BY Hugh Ryan
October 14 2009 11:35 AM ET
Name: William Rockwell, editor of $pread; Mistress Veronica, distribution director of $pread
What is $pread? $pread is a magazine that is completely run, written, edited, and distributed by sex workers for sex workers. It was founded about four years ago by a group of women, sex workers, strippers, and escorts in response to seeing how Hollywood and mass media project what sex workers are. They wanted to have a voice where we said who we are, not some third party who wants to stigmatize us.
How did you get involved? I became a pro domme and was looking for other people who were proud of being pro domme. People who were out there purposefully, proudly. I looked online and I found $pread just from searching for “sex worker empowerment,” and I immediately contacted the people involved and they were very happy to have me contribute because we all do it for free and in our spare time.
Do you think it’s important to be out as sex workers? I think that’s a personal decision that people need to make. I think the magazine is important in terms of humanizing the industry, having different perspectives, and bashing preconceived notions about the drug-addicted street hustler person who is so oppressed -- that definitely exists and is part of the industry, which we take very seriously, but that’s one aspect of a much broader spectrum of people.
Would you say the economy has affected the sex-work industry in New York? I have experienced a little bit of a dip in my own work, but I haven’t noticed more people coming into the industry. That’s all over the news now --you see, like, “women who were executives at a high-powered company are now becoming pro dommes,” but I haven’t experienced that too much. But yeah, it’s definitely affecting me.
How long have you worked with $pread? For about two years now.
Does $pread have a perspective? As long as you’re a sex worker who has experienced whatever portion of the industry you’ve experienced, your opinion is valid to us. Our aim is to legitimize people’s actual experiences, whether it’s in the classroom or the courtroom or the Senate. Whenever someone is talking about a prostitute or a pro domme or a stripper, they should be there to be able to speak for themselves, and that’s the bottom line.

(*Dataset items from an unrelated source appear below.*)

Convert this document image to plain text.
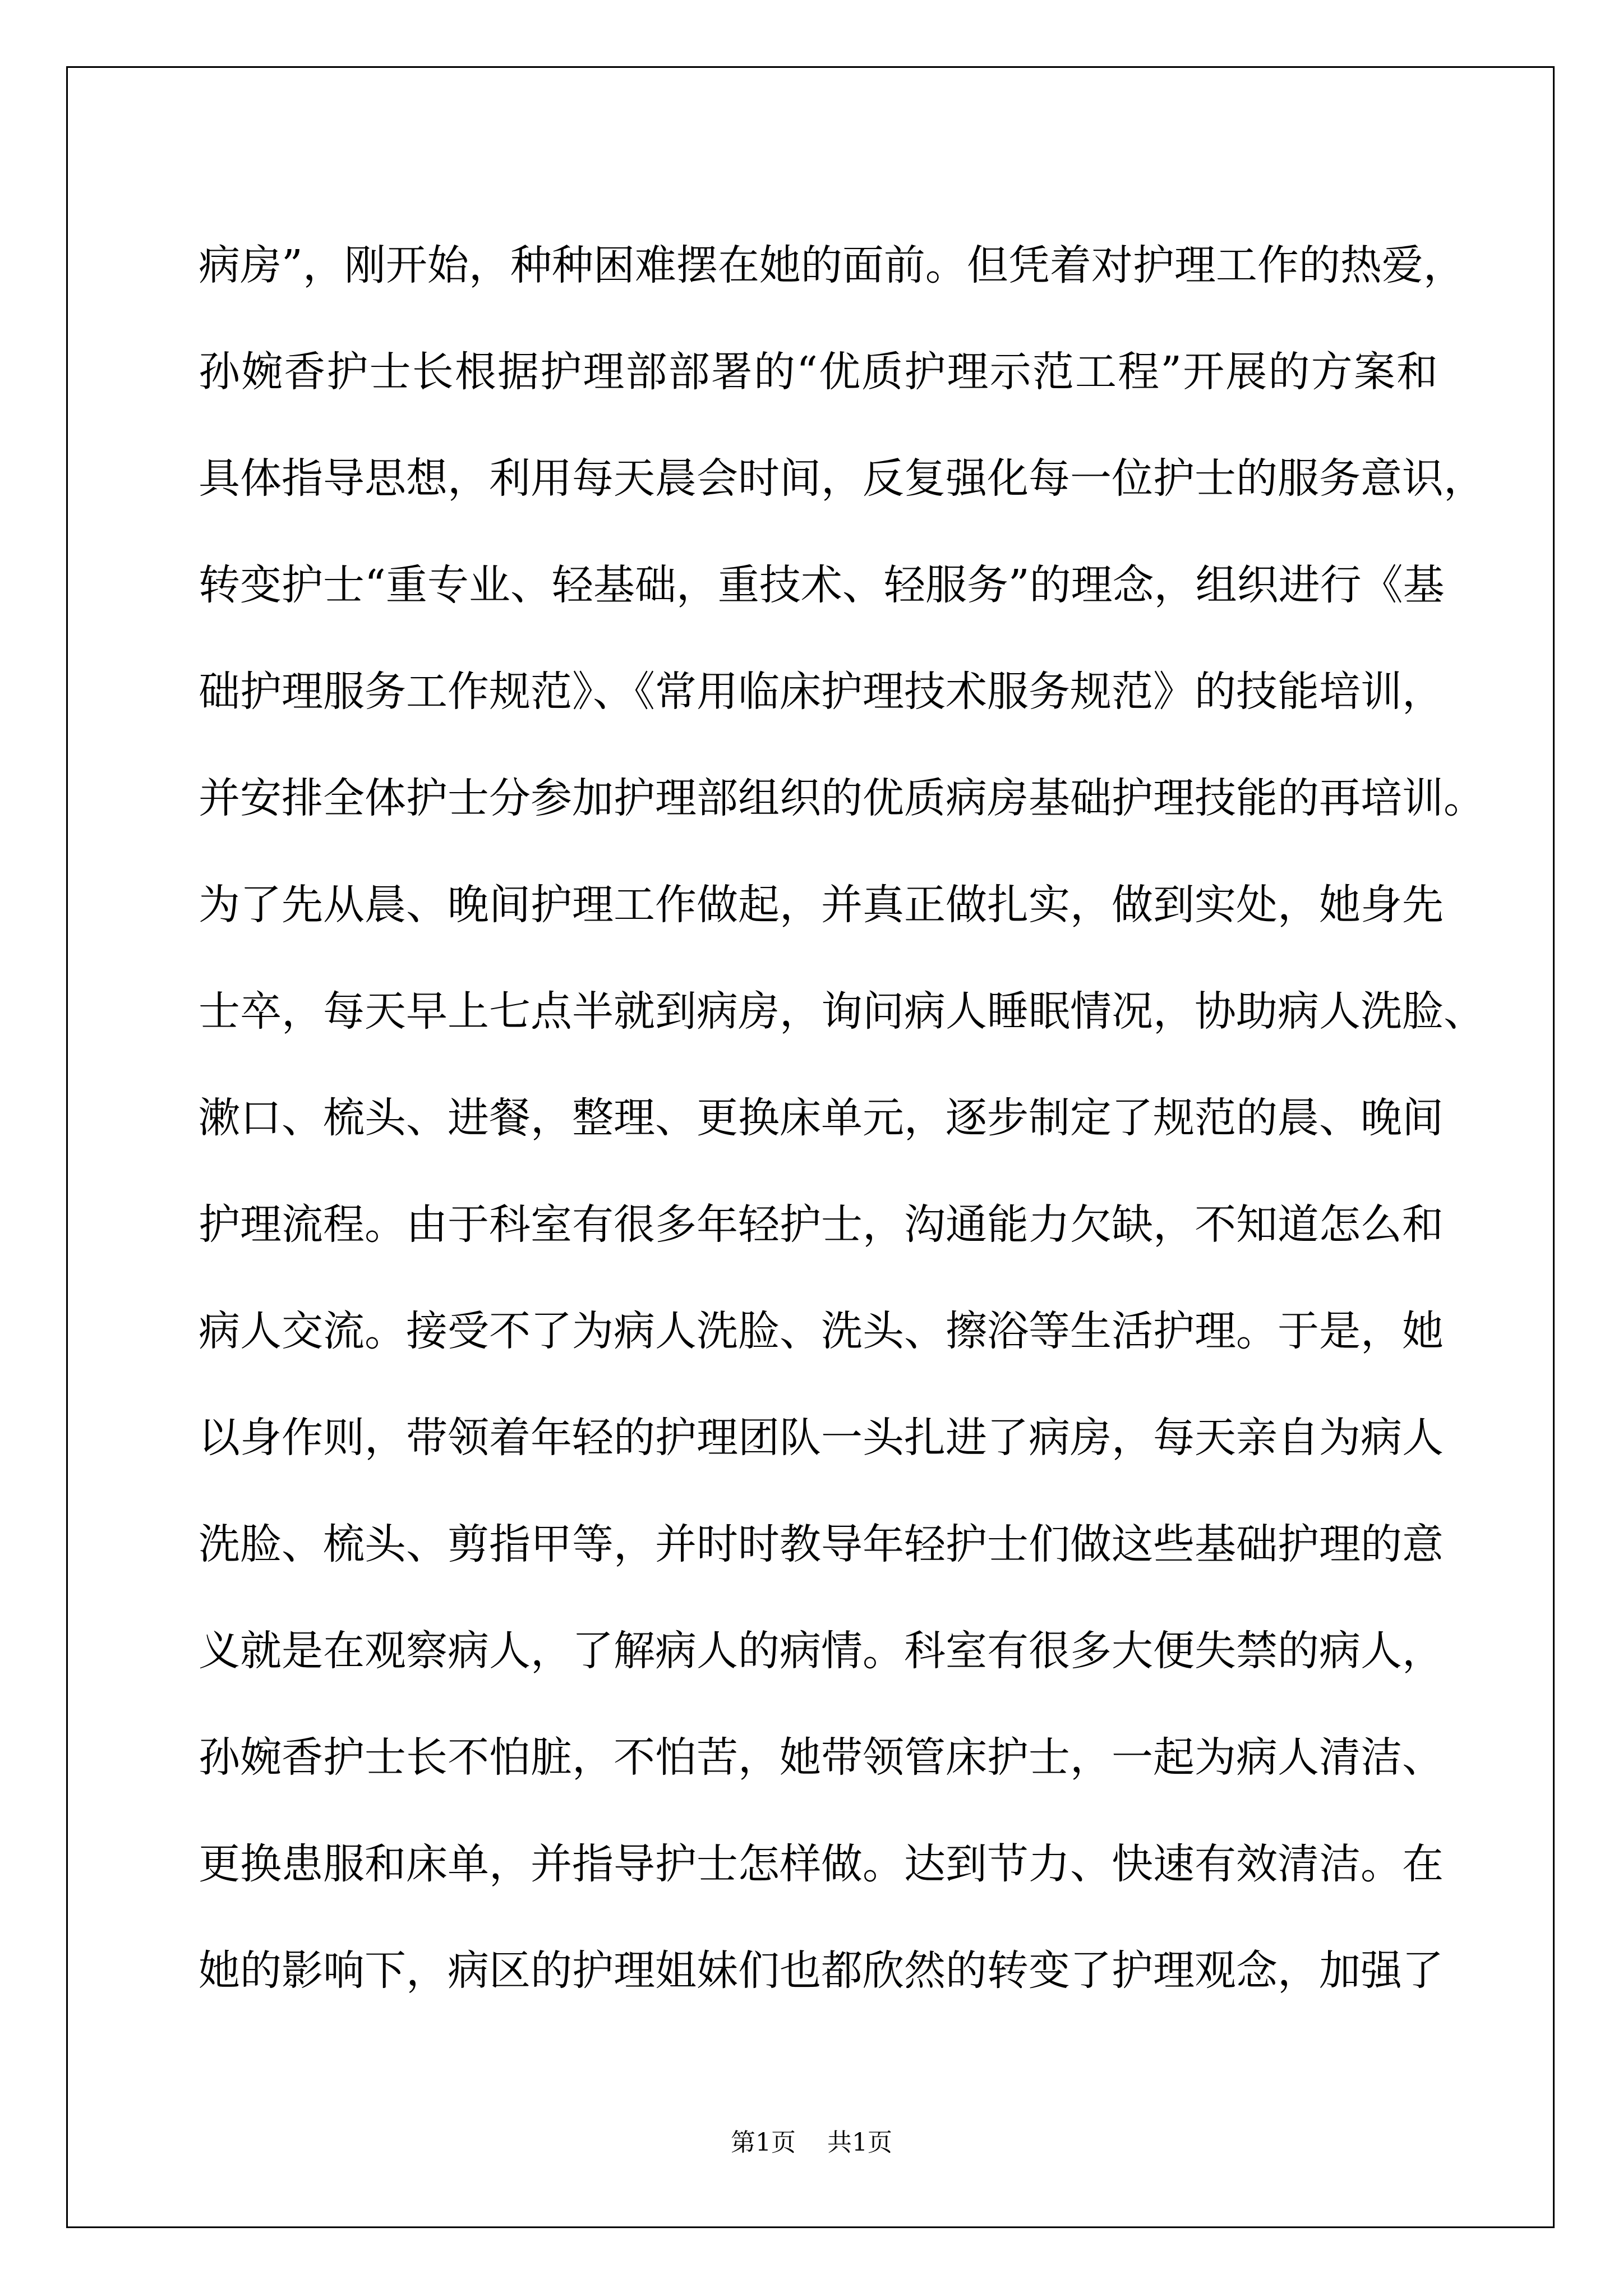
病房”，刚开始，种种困难摆在她的面前。但凭着对护理工作的热爱，
孙婉香护士长根据护理部部署的“优质护理示范工程”开展的方案和
具体指导思想，利用每天晨会时间，反复强化每一位护士的服务意识，
转变护士“重专业、轻基础，重技术、轻服务”的理念，组织进行《基
础护理服务工作规范》、《常用临床护理技术服务规范》的技能培训，
并安排全体护士分参加护理部组织的优质病房基础护理技能的再培训。
为了先从晨、晚间护理工作做起，并真正做扎实，做到实处，她身先
士卒，每天早上七点半就到病房，询问病人睡眠情况，协助病人洗脸、
漱口、梳头、进餐，整理、更换床单元，逐步制定了规范的晨、晚间
护理流程。由于科室有很多年轻护士，沟通能力欠缺，不知道怎么和
病人交流。接受不了为病人洗脸、洗头、擦浴等生活护理。于是，她
以身作则，带领着年轻的护理团队一头扎进了病房，每天亲自为病人
洗脸、梳头、剪指甲等，并时时教导年轻护士们做这些基础护理的意
义就是在观察病人，了解病人的病情。科室有很多大便失禁的病人，
孙婉香护士长不怕脏，不怕苦，她带领管床护士，一起为病人清洁、
更换患服和床单，并指导护士怎样做。达到节力、快速有效清洁。在
她的影响下，病区的护理姐妹们也都欣然的转变了护理观念，加强了
第1页 共1页
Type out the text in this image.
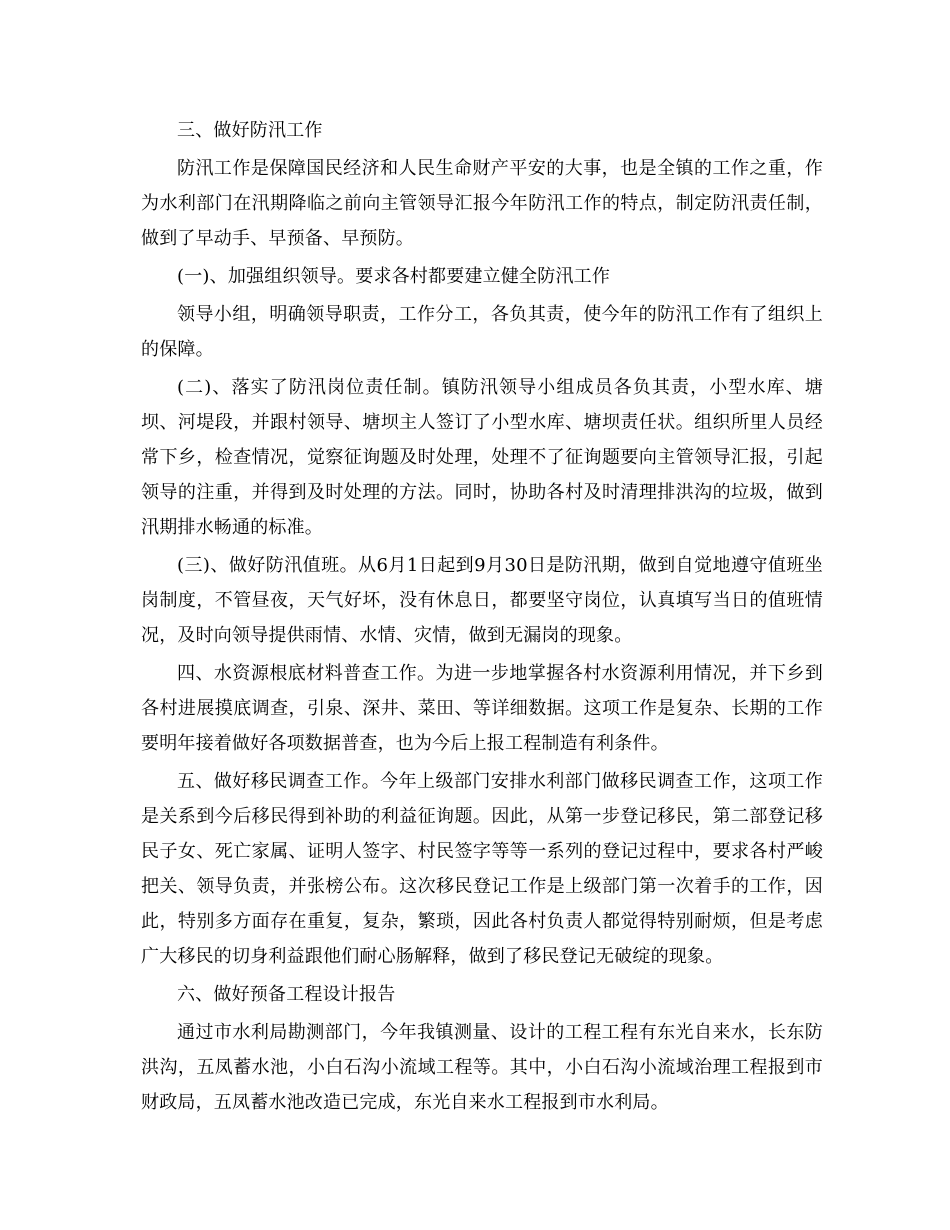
三、做好防汛工作

防汛工作是保障国民经济和人民生命财产平安的大事，也是全镇的工作之重，作为水利部门在汛期降临之前向主管领导汇报今年防汛工作的特点，制定防汛责任制，做到了早动手、早预备、早预防。

(一)、加强组织领导。要求各村都要建立健全防汛工作

领导小组，明确领导职责，工作分工，各负其责，使今年的防汛工作有了组织上的保障。

(二)、落实了防汛岗位责任制。镇防汛领导小组成员各负其责，小型水库、塘坝、河堤段，并跟村领导、塘坝主人签订了小型水库、塘坝责任状。组织所里人员经常下乡，检查情况，觉察征询题及时处理，处理不了征询题要向主管领导汇报，引起领导的注重，并得到及时处理的方法。同时，协助各村及时清理排洪沟的垃圾，做到汛期排水畅通的标准。

(三)、做好防汛值班。从6月1日起到9月30日是防汛期，做到自觉地遵守值班坐岗制度，不管昼夜，天气好坏，没有休息日，都要坚守岗位，认真填写当日的值班情况，及时向领导提供雨情、水情、灾情，做到无漏岗的现象。

四、水资源根底材料普查工作。为进一步地掌握各村水资源利用情况，并下乡到各村进展摸底调查，引泉、深井、菜田、等详细数据。这项工作是复杂、长期的工作要明年接着做好各项数据普查，也为今后上报工程制造有利条件。

五、做好移民调查工作。今年上级部门安排水利部门做移民调查工作，这项工作是关系到今后移民得到补助的利益征询题。因此，从第一步登记移民，第二部登记移民子女、死亡家属、证明人签字、村民签字等等一系列的登记过程中，要求各村严峻把关、领导负责，并张榜公布。这次移民登记工作是上级部门第一次着手的工作，因此，特别多方面存在重复，复杂，繁琐，因此各村负责人都觉得特别耐烦，但是考虑广大移民的切身利益跟他们耐心肠解释，做到了移民登记无破绽的现象。

六、做好预备工程设计报告

通过市水利局勘测部门，今年我镇测量、设计的工程工程有东光自来水，长东防洪沟，五凤蓄水池，小白石沟小流域工程等。其中，小白石沟小流域治理工程报到市财政局，五凤蓄水池改造已完成，东光自来水工程报到市水利局。
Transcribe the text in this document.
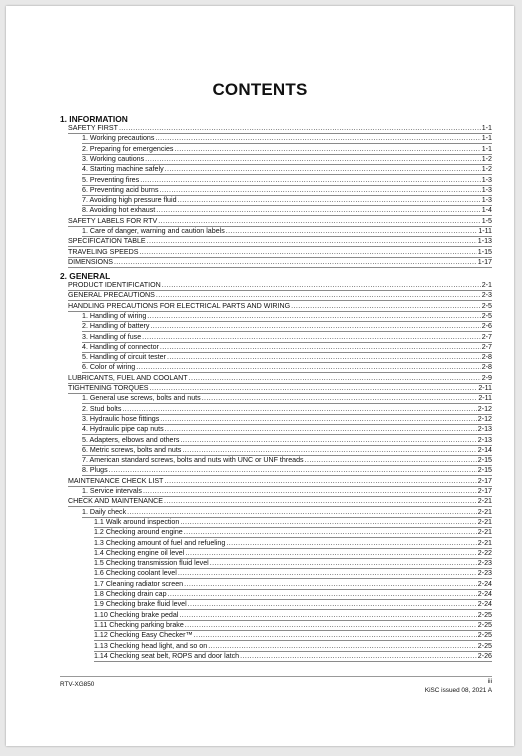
CONTENTS
1. INFORMATION
2. GENERAL
SAFETY FIRST .....	1-1
1. Working precautions .....	1-1
2. Preparing for emergencies .....	1-1
3. Working cautions .....	1-2
4. Starting machine safely .....	1-2
5. Preventing fires .....	1-3
6. Preventing acid burns .....	1-3
7. Avoiding high pressure fluid .....	1-3
8. Avoiding hot exhaust .....	1-4
SAFETY LABELS FOR RTV .....	1-5
1. Care of danger, warning and caution labels .....	1-11
SPECIFICATION TABLE .....	1-13
TRAVELING SPEEDS .....	1-15
DIMENSIONS .....	1-17
PRODUCT IDENTIFICATION .....	2-1
GENERAL PRECAUTIONS .....	2-3
HANDLING PRECAUTIONS FOR ELECTRICAL PARTS AND WIRING .....	2-5
1. Handling of wiring .....	2-5
2. Handling of battery .....	2-6
3. Handling of fuse .....	2-7
4. Handling of connector .....	2-7
5. Handling of circuit tester .....	2-8
6. Color of wiring .....	2-8
LUBRICANTS, FUEL AND COOLANT .....	2-9
TIGHTENING TORQUES .....	2-11
1. General use screws, bolts and nuts .....	2-11
2. Stud bolts .....	2-12
3. Hydraulic hose fittings .....	2-12
4. Hydraulic pipe cap nuts .....	2-13
5. Adapters, elbows and others .....	2-13
6. Metric screws, bolts and nuts .....	2-14
7. American standard screws, bolts and nuts with UNC or UNF threads .....	2-15
8. Plugs .....	2-15
MAINTENANCE CHECK LIST .....	2-17
1. Service intervals .....	2-17
CHECK AND MAINTENANCE .....	2-21
1. Daily check .....	2-21
1.1 Walk around inspection .....	2-21
1.2 Checking around engine .....	2-21
1.3 Checking amount of fuel and refueling .....	2-21
1.4 Checking engine oil level .....	2-22
1.5 Checking transmission fluid level .....	2-23
1.6 Checking coolant level .....	2-23
1.7 Cleaning radiator screen .....	2-24
1.8 Checking drain cap .....	2-24
1.9 Checking brake fluid level .....	2-24
1.10 Checking brake pedal .....	2-25
1.11 Checking parking brake .....	2-25
1.12 Checking Easy Checker™ .....	2-25
1.13 Checking head light, and so on .....	2-25
1.14 Checking seat belt, ROPS and door latch .....	2-26
RTV-XG850	iii
KiSC issued 08, 2021 A
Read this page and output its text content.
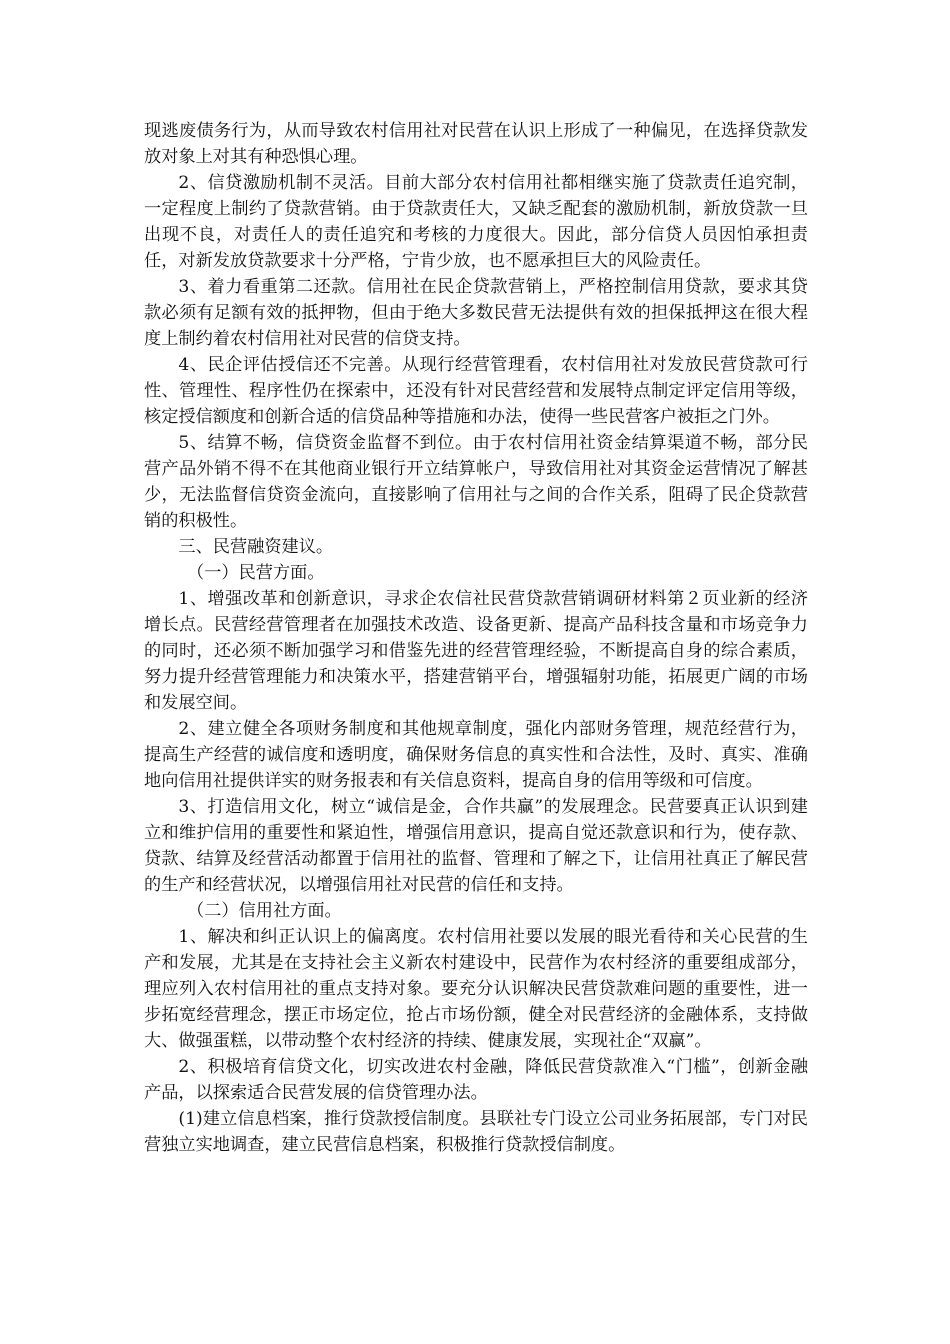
现逃废债务行为，从而导致农村信用社对民营在认识上形成了一种偏见，在选择贷款发放对象上对其有种恐惧心理。

2、信贷激励机制不灵活。目前大部分农村信用社都相继实施了贷款责任追究制，一定程度上制约了贷款营销。由于贷款责任大，又缺乏配套的激励机制，新放贷款一旦出现不良，对责任人的责任追究和考核的力度很大。因此，部分信贷人员因怕承担责任，对新发放贷款要求十分严格，宁肯少放，也不愿承担巨大的风险责任。

3、着力看重第二还款。信用社在民企贷款营销上，严格控制信用贷款，要求其贷款必须有足额有效的抵押物，但由于绝大多数民营无法提供有效的担保抵押这在很大程度上制约着农村信用社对民营的信贷支持。

4、民企评估授信还不完善。从现行经营管理看，农村信用社对发放民营贷款可行性、管理性、程序性仍在探索中，还没有针对民营经营和发展特点制定评定信用等级，核定授信额度和创新合适的信贷品种等措施和办法，使得一些民营客户被拒之门外。

5、结算不畅，信贷资金监督不到位。由于农村信用社资金结算渠道不畅，部分民营产品外销不得不在其他商业银行开立结算帐户，导致信用社对其资金运营情况了解甚少，无法监督信贷资金流向，直接影响了信用社与之间的合作关系，阻碍了民企贷款营销的积极性。

三、民营融资建议。

（一）民营方面。

1、增强改革和创新意识，寻求企农信社民营贷款营销调研材料第２页业新的经济增长点。民营经营管理者在加强技术改造、设备更新、提高产品科技含量和市场竞争力的同时，还必须不断加强学习和借鉴先进的经营管理经验，不断提高自身的综合素质，努力提升经营管理能力和决策水平，搭建营销平台，增强辐射功能，拓展更广阔的市场和发展空间。

2、建立健全各项财务制度和其他规章制度，强化内部财务管理，规范经营行为，提高生产经营的诚信度和透明度，确保财务信息的真实性和合法性，及时、真实、准确地向信用社提供详实的财务报表和有关信息资料，提高自身的信用等级和可信度。

3、打造信用文化，树立“诚信是金，合作共赢”的发展理念。民营要真正认识到建立和维护信用的重要性和紧迫性，增强信用意识，提高自觉还款意识和行为，使存款、贷款、结算及经营活动都置于信用社的监督、管理和了解之下，让信用社真正了解民营的生产和经营状况，以增强信用社对民营的信任和支持。

（二）信用社方面。

1、解决和纠正认识上的偏离度。农村信用社要以发展的眼光看待和关心民营的生产和发展，尤其是在支持社会主义新农村建设中，民营作为农村经济的重要组成部分，理应列入农村信用社的重点支持对象。要充分认识解决民营贷款难问题的重要性，进一步拓宽经营理念，摆正市场定位，抢占市场份额，健全对民营经济的金融体系，支持做大、做强蛋糕，以带动整个农村经济的持续、健康发展，实现社企“双赢”。

2、积极培育信贷文化，切实改进农村金融，降低民营贷款准入“门槛”，创新金融产品，以探索适合民营发展的信贷管理办法。

(1)建立信息档案，推行贷款授信制度。县联社专门设立公司业务拓展部，专门对民营独立实地调查，建立民营信息档案，积极推行贷款授信制度。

How did you get involved in sex work?: When I was 15, I was kicked out of my parents’ home and living out of friends’ and tricks' houses. A lot of the hooking up I did is what I would now consider informal sex work. Down the street there was a Human Rights Campaign building being rebuilt for a $3 million addition, and there wasn’t one LGBTQ-sponsored place prepared for me could go to sleep as a youth in need. Never once did the HRC open their doors to me.